As I was being particularly hard on myself one day a friend asked me what I enjoyed about smoking and suggested I connect with that, and see if I could quit from a place of gratitude.
He was right. I found I deeply enjoyed many things about cigarettes. Socially they kept my hands busy and gave me reasons to connect with others – sometimes attractive others. Professionally they gave me a reason to take a break and let my non-rational mind take over. And they also were enjoyable sensory experiences in their own right – the taste and smell (and nicotine hit) had become deeply enjoyable to me over the years, especially with coffee involved.
Over the course of the next two weeks I let myself smoke as often as I liked and each time pushed myself to be consciously and specifically grateful to cigarettes. I turned off the critical mind and allowed myself to fully enjoy and appreciate smoking. I found I liked it, a lot but not enough to compensate for some things I didn’t like – smelly clothes, financial expense and impeded health.

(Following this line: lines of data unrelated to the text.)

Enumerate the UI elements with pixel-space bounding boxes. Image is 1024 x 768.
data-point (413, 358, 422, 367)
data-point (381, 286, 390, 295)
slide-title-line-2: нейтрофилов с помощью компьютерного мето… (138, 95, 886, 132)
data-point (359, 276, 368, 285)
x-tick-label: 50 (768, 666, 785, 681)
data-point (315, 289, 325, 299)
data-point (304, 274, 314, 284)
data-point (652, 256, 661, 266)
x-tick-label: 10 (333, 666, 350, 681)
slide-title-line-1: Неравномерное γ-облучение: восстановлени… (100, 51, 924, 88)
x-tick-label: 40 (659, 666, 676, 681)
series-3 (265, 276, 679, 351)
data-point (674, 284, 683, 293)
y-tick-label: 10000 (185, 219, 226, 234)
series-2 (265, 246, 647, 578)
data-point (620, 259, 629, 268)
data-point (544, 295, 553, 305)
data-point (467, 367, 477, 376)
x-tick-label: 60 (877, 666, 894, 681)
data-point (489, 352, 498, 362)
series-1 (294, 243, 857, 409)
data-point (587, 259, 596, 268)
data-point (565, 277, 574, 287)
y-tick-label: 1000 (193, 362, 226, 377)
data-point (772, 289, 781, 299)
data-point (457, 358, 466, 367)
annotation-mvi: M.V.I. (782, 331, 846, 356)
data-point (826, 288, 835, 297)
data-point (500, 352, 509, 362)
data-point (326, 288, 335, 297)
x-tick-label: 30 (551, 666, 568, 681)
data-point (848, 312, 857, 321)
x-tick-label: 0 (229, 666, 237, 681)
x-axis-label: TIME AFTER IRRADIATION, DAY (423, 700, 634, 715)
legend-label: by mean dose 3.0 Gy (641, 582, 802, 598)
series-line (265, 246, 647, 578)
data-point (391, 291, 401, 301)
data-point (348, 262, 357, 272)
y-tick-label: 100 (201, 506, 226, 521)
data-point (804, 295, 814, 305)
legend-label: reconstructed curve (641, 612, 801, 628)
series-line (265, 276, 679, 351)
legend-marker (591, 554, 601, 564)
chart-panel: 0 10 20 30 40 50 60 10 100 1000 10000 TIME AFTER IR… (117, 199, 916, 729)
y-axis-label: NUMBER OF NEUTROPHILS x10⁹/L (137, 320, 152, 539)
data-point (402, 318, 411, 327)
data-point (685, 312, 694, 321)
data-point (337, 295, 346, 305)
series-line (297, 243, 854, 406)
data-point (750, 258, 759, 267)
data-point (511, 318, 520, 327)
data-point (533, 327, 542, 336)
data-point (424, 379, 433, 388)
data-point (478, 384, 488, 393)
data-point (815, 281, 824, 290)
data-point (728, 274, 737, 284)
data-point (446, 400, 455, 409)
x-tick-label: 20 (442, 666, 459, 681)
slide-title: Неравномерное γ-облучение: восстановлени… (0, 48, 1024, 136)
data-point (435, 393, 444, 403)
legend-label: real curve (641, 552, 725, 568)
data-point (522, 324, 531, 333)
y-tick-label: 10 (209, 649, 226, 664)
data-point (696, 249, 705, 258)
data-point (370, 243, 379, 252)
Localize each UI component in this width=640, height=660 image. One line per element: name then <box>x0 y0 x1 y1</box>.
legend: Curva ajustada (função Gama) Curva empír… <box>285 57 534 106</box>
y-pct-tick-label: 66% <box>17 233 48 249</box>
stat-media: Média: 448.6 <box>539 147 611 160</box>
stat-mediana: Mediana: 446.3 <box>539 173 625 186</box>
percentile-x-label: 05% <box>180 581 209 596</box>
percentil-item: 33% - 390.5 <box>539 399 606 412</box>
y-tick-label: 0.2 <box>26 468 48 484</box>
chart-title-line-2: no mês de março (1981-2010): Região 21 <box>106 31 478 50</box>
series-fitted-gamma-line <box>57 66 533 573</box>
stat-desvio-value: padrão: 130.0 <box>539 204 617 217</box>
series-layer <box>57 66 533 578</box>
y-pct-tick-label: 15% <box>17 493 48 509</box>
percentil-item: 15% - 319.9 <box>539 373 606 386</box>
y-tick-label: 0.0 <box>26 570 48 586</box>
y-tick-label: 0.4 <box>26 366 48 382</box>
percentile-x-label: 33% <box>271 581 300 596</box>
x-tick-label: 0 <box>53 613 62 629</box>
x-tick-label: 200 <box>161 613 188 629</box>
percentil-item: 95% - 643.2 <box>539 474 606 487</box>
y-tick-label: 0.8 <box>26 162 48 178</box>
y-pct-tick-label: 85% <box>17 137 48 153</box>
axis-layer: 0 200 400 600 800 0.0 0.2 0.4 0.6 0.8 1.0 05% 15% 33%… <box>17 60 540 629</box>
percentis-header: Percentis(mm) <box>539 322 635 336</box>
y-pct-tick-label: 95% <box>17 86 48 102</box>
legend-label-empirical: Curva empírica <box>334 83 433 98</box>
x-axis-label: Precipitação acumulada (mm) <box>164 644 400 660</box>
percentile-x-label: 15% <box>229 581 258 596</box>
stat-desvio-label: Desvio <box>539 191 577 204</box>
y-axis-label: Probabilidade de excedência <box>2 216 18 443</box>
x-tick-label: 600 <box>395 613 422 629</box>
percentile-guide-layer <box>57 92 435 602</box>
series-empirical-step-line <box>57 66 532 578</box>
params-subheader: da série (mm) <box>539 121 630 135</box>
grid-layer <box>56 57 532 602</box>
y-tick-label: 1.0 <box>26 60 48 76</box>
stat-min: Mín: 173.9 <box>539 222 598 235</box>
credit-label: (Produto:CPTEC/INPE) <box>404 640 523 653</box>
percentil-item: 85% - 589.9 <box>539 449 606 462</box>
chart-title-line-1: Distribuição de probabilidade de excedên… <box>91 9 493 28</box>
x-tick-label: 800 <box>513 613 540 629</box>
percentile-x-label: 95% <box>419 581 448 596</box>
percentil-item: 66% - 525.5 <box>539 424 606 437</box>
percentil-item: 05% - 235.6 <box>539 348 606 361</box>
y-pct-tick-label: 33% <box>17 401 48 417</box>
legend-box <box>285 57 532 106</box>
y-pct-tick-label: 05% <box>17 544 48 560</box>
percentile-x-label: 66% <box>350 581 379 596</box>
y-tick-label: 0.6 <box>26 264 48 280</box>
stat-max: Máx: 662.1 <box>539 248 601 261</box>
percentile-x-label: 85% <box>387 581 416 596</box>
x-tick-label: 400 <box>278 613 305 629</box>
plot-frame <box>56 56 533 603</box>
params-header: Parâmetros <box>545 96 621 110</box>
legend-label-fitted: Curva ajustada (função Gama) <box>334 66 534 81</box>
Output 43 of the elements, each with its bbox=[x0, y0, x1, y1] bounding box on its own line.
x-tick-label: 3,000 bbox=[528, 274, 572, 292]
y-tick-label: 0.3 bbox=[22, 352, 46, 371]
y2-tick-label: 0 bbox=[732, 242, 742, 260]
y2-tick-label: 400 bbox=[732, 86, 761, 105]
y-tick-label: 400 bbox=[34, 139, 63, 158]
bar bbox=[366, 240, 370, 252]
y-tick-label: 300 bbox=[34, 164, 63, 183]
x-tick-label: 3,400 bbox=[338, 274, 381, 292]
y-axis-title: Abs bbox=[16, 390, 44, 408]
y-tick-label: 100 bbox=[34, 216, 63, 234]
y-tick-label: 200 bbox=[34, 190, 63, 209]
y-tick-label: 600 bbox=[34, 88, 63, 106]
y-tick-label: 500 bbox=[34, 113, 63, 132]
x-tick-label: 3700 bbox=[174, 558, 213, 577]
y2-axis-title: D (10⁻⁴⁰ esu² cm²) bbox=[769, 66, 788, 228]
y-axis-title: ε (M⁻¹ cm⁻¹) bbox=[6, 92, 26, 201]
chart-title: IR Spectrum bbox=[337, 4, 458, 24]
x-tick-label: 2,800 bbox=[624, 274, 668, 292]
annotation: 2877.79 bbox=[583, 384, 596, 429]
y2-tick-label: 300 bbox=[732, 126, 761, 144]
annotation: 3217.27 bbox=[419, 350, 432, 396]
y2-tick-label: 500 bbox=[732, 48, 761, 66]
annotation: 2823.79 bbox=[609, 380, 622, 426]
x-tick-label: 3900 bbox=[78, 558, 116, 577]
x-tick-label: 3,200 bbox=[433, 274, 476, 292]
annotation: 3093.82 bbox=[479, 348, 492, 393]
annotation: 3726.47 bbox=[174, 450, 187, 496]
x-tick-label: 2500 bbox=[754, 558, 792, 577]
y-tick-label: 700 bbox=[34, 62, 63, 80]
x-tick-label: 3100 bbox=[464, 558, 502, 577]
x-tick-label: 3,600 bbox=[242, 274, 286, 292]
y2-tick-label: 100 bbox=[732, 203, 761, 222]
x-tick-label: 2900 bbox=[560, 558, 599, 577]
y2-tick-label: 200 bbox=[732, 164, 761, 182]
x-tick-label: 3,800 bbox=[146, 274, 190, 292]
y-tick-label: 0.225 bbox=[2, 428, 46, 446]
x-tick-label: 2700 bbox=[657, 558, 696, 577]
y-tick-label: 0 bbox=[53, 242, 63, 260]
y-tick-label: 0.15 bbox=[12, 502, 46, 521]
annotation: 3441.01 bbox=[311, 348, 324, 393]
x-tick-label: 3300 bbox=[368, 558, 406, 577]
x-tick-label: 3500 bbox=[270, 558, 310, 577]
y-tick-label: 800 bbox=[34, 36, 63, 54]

When I opened the last pack I added “and I think I can get along without you from now on” to my gratitude. I explained to the smoke that it wasn’t that I hated it I just felt we’d learned as much as we could from each other and it would be best if we parted ways from here on out. And I knew it was true. I could get the good things cigarettes gave me in ways that didn’t cost so much.
The smoke tries to pull me back in occasionally but I’m clear I’m done and it gives up quickly. I guess I’m not an enticing mark anymore.
My friend, fellow coach (and personal hero) Bryan Franklin often says that appreciation is the key to change. That is that you cannot change until you fully appreciate where you are. I’ve found this to be true in many areas of my life, but nowhere was this more present than with cigarettes.
I think there are several reasons for this but the most important is that appreciation helps you see exactly where you are – the plusses and the deltas. If you are fighting the current state of affairs, you are probably not fully seeing things as they are. This means you are missing the options you have and therefore are feeling forced into change. And, whether internally or externally imposed, the use of force never bodes well for building true, sustainable change.
Agile adoption is about changing how we view our jobs, our organizations and ourselves. What can you appreciate about your team today – especially the deltas? How can you help your team appreciate (e.g. fully see) where they are?
Agile is Not Pretty
I recently took pictures of myself in my underwear. I also weighed myself, measured the circumference of several parts of my body and had a trainer measure my body fat. I then recorded the results in a spread sheet – I’ve never done this before and, until I did, I thought I was in pretty good shape. It was a humbling experience.
I did all this because I’m reading The 4-Hour Body and I am generating a before picture of myself that I’m hoping will contrast nicely with the picture I create after a couple of months of focused exercise and dietary change. [And no, you cannot see the pictures, not yet anyway.]
Some of my favorite coaching tools help teams take “pictures” like these. We estimate capacity, measure velocity and work to get a clear picture of the throughput we can anticipate for a team. We do this in an effort to get a realistic idea of where a team is and what they can actually accomplish in the time they have.
I’ve posted my pictures in a place where I see them every day and I encourage teams to do the same. “What gets measured gets managed” as Senge says of course but – there is also Heisenberg’s uncertainty principle that the act of simply observing something can change it. I’ve seen this time and again.
Agile is a way for your organization to get real with itself. The mechanism is simple but the results of such truth telling can be astounding. And, just like those painful pictures I look at every day, you may not like what you see.